The Progressives later released a statement suggesting that the Speaker could not cast the deciding vote for Premier or help pass new laws.
“Parliamentary convention throughout the Westminster system of government in the Commonwealth, requires that the casting vote given to the Speaker to break a tie be exercised only to preserve the status quo, not to pass legislation or to elect a new Premier,” Roy McTaggart said in a statement.
“Mr. Panton does not therefore have a viable government at this stage. This is merely a ruse and whilst Mr Panton may be able to fool some of the country with this tactic, he will not be able to fool the majority.”
The Progressives have indicated they are seeking legal advice and believe it would be “unlawful” to proceed on the basis proposed by Panton in his press release.
McTaggart said his team was still working to form a coalition government that could manage the “affairs of state” and stay united through “difficult times ahead.”
As has been seen over the past few days, announcements of governments on either side are provisional. The Constitution dictates that such deals can only be finalised through a vote in Parliament to elect the premier and swear in the ministers. That could happen as early as Wednesday if the governor agrees to Panton’s request.
Panton appeared confident that his partnership with Bush would secure the route of his PACT coalition to government.
The alliance with the West Bay legislator represents a U-turn for Panton, who cited the Progressives’ failure to break its partnership with the Speaker over his conviction for assaulting a woman, as one of the reasons for his decision to leave the party and contest the 2021 election as an independent candidate.
The announcement of the decision was accompanied by a written apology from Bush and a commitment to donate 10% of his salary to the Crisis Centre.
Bush was convicted in December last year of assaulting the female bar manager at Coral Beach. Controversy over the failure of the government to force his departure from the Speaker’s chair, as opposition legislators called for a vote of no confidence in the house, forced the early elections.
Bush said he had been in talks with the independents for three days and had now agreed to be Speaker. As a condition of the role, he said, he had also agreed to immediate implementation of a code of conduct for all Parliamentarians “where any infractions would lead to immediate dismissal from their position”.
Bush said in his statement, “As many of you are aware, many members of the PACT Alliance campaigned against me.
“Like all Caymanians, that is their democratic right to promote their principles and values, and I respect their right to do so.
“While the election, and post-election discussions were heated, I am encouraged and inspired by the patriotism of Premier Designate, G. Wayne Panton, members of the PACT Independents, and their families who chose to put aside personal differences in the interest of our country.”
He said it was clear that the country wanted an independent government and pointed out that he had also contested the election as an independent.

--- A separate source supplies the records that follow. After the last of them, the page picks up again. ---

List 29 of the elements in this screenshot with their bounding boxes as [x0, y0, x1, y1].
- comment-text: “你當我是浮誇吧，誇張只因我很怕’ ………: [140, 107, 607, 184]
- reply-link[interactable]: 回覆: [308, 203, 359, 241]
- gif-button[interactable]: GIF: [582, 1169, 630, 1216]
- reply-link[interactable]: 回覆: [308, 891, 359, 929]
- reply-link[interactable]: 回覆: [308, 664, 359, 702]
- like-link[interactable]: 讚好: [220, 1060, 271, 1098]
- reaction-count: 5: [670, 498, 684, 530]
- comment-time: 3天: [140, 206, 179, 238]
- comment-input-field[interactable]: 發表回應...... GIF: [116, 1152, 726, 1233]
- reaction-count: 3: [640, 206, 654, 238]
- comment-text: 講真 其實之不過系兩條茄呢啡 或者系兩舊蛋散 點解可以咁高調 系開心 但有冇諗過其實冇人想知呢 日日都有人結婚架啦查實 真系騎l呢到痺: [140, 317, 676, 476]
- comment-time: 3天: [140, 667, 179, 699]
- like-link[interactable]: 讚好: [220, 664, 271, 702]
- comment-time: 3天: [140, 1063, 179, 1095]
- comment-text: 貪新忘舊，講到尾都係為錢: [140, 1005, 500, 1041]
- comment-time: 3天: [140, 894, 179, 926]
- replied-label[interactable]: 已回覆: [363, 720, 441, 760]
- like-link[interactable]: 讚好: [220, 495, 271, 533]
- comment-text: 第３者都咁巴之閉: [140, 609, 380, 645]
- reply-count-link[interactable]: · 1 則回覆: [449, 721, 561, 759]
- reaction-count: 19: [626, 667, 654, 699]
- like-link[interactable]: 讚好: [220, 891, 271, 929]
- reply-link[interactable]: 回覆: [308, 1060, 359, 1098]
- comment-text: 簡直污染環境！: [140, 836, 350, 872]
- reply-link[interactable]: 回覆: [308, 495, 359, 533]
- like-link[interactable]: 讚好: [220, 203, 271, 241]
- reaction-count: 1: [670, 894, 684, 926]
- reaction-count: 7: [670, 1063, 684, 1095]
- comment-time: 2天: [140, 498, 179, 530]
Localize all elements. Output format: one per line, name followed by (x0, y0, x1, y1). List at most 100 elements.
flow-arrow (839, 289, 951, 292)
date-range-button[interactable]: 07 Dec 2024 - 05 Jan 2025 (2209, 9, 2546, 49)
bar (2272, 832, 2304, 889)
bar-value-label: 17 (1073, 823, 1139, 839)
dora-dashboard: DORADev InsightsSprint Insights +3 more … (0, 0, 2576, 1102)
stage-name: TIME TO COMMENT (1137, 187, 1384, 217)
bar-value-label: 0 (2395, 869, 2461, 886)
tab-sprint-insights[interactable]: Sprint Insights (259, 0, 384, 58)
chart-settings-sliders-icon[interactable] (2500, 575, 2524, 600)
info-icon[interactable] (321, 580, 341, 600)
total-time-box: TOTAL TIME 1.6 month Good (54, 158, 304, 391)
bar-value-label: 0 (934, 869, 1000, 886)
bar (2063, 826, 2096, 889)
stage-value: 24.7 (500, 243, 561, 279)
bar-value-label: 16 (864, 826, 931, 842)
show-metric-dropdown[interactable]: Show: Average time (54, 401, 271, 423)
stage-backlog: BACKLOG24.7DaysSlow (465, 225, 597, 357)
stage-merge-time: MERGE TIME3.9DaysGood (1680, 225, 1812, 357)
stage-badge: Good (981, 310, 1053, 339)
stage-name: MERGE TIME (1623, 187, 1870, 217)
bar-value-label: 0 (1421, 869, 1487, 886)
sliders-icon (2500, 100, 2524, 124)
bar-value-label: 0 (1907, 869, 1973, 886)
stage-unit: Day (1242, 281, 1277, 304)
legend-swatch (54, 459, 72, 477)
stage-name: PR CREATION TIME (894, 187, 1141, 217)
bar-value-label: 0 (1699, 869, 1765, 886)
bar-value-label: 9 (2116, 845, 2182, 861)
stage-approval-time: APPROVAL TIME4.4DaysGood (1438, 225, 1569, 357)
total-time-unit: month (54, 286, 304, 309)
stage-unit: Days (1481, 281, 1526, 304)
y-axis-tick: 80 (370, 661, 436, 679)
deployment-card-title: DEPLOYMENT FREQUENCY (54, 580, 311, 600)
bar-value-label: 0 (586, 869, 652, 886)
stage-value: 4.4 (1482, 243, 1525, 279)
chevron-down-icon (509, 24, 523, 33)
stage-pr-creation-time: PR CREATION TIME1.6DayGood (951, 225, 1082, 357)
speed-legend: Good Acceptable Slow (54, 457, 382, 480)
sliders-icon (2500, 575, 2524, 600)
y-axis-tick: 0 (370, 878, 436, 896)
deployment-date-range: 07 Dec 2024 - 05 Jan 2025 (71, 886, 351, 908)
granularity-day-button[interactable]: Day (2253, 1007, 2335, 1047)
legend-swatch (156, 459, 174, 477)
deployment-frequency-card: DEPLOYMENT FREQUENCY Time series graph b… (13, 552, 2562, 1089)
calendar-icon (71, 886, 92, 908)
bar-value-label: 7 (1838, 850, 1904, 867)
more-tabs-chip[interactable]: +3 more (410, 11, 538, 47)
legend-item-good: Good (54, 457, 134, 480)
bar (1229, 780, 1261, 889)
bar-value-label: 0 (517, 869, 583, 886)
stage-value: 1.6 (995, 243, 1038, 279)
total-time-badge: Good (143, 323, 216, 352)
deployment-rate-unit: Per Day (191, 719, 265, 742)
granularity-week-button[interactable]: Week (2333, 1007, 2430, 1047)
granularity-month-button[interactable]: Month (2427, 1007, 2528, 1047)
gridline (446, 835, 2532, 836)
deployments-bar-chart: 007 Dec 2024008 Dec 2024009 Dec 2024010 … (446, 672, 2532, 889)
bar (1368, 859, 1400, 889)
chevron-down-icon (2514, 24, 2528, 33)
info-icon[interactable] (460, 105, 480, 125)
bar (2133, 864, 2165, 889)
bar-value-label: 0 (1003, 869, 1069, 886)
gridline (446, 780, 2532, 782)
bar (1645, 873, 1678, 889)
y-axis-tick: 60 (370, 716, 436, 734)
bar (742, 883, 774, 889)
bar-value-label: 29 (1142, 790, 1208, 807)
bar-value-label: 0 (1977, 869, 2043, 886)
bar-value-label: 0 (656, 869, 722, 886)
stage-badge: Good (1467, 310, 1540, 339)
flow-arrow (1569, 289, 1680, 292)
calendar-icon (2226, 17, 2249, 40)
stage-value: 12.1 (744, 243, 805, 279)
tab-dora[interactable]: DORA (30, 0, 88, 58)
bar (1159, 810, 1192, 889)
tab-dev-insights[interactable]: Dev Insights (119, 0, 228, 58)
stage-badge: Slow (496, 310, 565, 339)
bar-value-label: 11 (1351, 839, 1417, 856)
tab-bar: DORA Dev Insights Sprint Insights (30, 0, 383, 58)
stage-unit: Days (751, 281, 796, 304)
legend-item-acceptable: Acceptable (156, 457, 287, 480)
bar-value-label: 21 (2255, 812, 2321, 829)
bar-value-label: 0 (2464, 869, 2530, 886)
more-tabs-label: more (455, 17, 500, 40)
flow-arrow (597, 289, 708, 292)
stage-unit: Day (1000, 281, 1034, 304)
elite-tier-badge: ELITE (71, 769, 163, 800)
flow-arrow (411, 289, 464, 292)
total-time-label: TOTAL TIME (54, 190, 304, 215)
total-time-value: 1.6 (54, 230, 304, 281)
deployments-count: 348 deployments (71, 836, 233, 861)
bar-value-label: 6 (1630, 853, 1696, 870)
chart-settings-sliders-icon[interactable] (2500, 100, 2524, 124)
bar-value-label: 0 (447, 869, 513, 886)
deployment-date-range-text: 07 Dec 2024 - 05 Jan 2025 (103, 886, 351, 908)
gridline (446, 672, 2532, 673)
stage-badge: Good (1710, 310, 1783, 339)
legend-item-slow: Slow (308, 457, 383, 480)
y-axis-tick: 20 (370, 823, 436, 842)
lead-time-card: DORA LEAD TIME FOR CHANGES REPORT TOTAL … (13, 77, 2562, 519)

Panton named his Cabinet as:
- Premier – G. Wayne Panton, MP Elect, Newlands
- Deputy Premier – Christopher Saunders, MP Elect, Bodden Town West
- Minister – Kenneth V. Bryan, MP Elect, George Town Central
- Minister – Sabrina Turner, MP Elect, Prospect
- Minister – André M. Ebanks, MP Elect, West Bay South
- Minister – Katherine Ebanks-Wilks, MP Elect, West Bay Central
- Minister – Johany S. ‘Jay’ Ebanks, MP Elect, North Side
- Minister – Bernie A. Bush, MP Elect, West Bay North
Heather Bodden would serve as a parliamentary secretary, he indicated.
He added, “I want to thank Premier McLaughlin and his team for their service to our islands as public service is still a noble calling.
“I also want to use this opportunity to thank the other Parliamentarians who also served our islands over the past 4 years but were unsuccessful at the polls. In their contributions, they have left their fingerprints on the development of our islands.”